Hashima Island is situated in the East China Sea, roughly 15 or so kilometres from Nagasaki City. In Japanese, the island is referred to colloquially as Gunkanjima – the Gunship Island – on account of its resemblance to a battle ship. An intense period of occupation began on the island in 1890 when the Mitsubishi Company bought the 15-acre site for undersea coal mining. The tunnels and chambers carved out of the rock were matched by the erection of (then) Japan’s largest concrete building in 1916, followed by a school, hospital, shops, restaurants, a swimming pool, shrine, all enclosed within an encircling sea wall. This baroque environ became a site of forced labour using Japan’s colonial subjects between 1939-1945, as well as a prime means of production for Japan’s industrial and political revolution. In 1959, the island reached a peak population of over 5,000. Mitsubishi closed its mines in 1974 and the site quickly became a ruin.

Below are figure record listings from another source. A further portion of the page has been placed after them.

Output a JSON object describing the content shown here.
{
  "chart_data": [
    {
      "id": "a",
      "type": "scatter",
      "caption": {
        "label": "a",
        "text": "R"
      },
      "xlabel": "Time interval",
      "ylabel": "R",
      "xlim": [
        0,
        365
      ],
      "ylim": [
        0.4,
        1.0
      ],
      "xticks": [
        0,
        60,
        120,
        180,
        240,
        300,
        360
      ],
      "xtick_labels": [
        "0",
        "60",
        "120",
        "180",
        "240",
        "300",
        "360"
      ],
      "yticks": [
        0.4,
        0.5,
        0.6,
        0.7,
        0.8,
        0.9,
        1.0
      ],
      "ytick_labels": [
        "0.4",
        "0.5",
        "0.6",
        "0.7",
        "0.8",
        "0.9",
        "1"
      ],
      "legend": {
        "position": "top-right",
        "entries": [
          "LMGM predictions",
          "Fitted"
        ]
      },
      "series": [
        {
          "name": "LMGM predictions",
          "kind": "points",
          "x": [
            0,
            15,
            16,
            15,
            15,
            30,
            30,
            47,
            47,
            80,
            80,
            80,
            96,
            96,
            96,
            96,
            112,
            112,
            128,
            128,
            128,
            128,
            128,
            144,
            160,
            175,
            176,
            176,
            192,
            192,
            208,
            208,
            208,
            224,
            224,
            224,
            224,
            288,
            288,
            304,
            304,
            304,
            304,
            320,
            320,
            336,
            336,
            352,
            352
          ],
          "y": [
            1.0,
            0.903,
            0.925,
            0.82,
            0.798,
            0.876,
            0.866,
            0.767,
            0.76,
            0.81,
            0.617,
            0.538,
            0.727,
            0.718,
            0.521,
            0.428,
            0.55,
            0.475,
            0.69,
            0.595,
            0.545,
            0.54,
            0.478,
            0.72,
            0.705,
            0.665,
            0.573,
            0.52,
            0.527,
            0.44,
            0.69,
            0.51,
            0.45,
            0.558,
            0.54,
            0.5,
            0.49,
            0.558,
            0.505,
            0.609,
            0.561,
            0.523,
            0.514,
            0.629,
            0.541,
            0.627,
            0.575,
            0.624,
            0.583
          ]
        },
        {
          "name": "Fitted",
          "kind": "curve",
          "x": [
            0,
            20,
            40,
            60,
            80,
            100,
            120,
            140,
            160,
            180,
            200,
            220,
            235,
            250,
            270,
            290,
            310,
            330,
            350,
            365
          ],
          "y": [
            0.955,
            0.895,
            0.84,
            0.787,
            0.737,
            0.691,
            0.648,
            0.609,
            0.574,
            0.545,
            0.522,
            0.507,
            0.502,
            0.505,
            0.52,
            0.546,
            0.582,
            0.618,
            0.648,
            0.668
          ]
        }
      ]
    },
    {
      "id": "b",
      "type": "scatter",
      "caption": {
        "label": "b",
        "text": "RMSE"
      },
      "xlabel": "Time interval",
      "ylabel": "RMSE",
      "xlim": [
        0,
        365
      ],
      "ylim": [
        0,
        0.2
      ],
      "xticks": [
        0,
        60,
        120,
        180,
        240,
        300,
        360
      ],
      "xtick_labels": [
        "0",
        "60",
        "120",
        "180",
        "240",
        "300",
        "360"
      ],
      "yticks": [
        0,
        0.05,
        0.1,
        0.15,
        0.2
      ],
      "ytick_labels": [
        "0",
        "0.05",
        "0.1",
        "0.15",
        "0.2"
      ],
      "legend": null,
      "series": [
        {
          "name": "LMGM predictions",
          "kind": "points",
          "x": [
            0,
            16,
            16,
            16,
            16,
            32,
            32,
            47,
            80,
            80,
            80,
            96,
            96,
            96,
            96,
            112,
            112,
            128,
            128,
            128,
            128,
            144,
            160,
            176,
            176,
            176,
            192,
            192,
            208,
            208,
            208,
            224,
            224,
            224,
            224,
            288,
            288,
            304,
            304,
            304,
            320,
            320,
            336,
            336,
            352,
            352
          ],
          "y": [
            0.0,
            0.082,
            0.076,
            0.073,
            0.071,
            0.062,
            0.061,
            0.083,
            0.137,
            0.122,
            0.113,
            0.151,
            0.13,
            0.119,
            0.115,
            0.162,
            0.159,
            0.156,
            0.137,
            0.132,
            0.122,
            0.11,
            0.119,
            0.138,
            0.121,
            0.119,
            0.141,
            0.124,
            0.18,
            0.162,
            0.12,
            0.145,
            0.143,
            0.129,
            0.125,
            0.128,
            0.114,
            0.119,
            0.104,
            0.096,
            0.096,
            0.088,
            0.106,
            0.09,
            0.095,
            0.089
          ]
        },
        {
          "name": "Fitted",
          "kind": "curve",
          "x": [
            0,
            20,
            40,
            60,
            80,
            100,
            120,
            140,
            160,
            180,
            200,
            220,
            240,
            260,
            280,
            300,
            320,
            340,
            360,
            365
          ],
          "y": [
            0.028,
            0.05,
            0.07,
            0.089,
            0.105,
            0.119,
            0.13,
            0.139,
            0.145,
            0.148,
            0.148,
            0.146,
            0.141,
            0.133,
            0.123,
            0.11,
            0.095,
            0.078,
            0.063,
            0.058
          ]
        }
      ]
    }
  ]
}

In 2009 the island became accessible to the public as a tourist destination, and there are plans to transform it into a UNESCO heritage site. The strange, uncanny feel to the island has appealed to photographers, filmmakers and artists, and it features in Ben Rivers’ Slow Action (2011) as well as in the James Bond movie Skyfall (2012). In these artworks, however, the aestheticisation of ruins has meant, paradoxically, that the terrible history of Hashima, its exploitation of human labour and the earth’s natural resources, has been rendered invisible. The more we look at Hashima, the less we see.

On Hashima, we encounter a series of traumas, from the salt rain of the sea to the blast of an atomic bomb, and a landscape of ‘ruin porn’ (or haikyo) that has become viral. To enter Hashima is to find a past made future, and to lose oneself in the toxic effluent of plastic rivulets, broken silicon, and petrified steel wire. Hashima is a synthetic Saturn, a dark star of waste. To actualise the monstrous touch of Hashima—its toxicity—the good sense of academic language, with its dream of measured communication, break downs, prey to a viral entropy. The only response is to write monstrously, to embrace its molecular abundance. To do this, we write from the island in the hope of transmitting an “aesthetics of contagion,” a dosage of monstrous affect.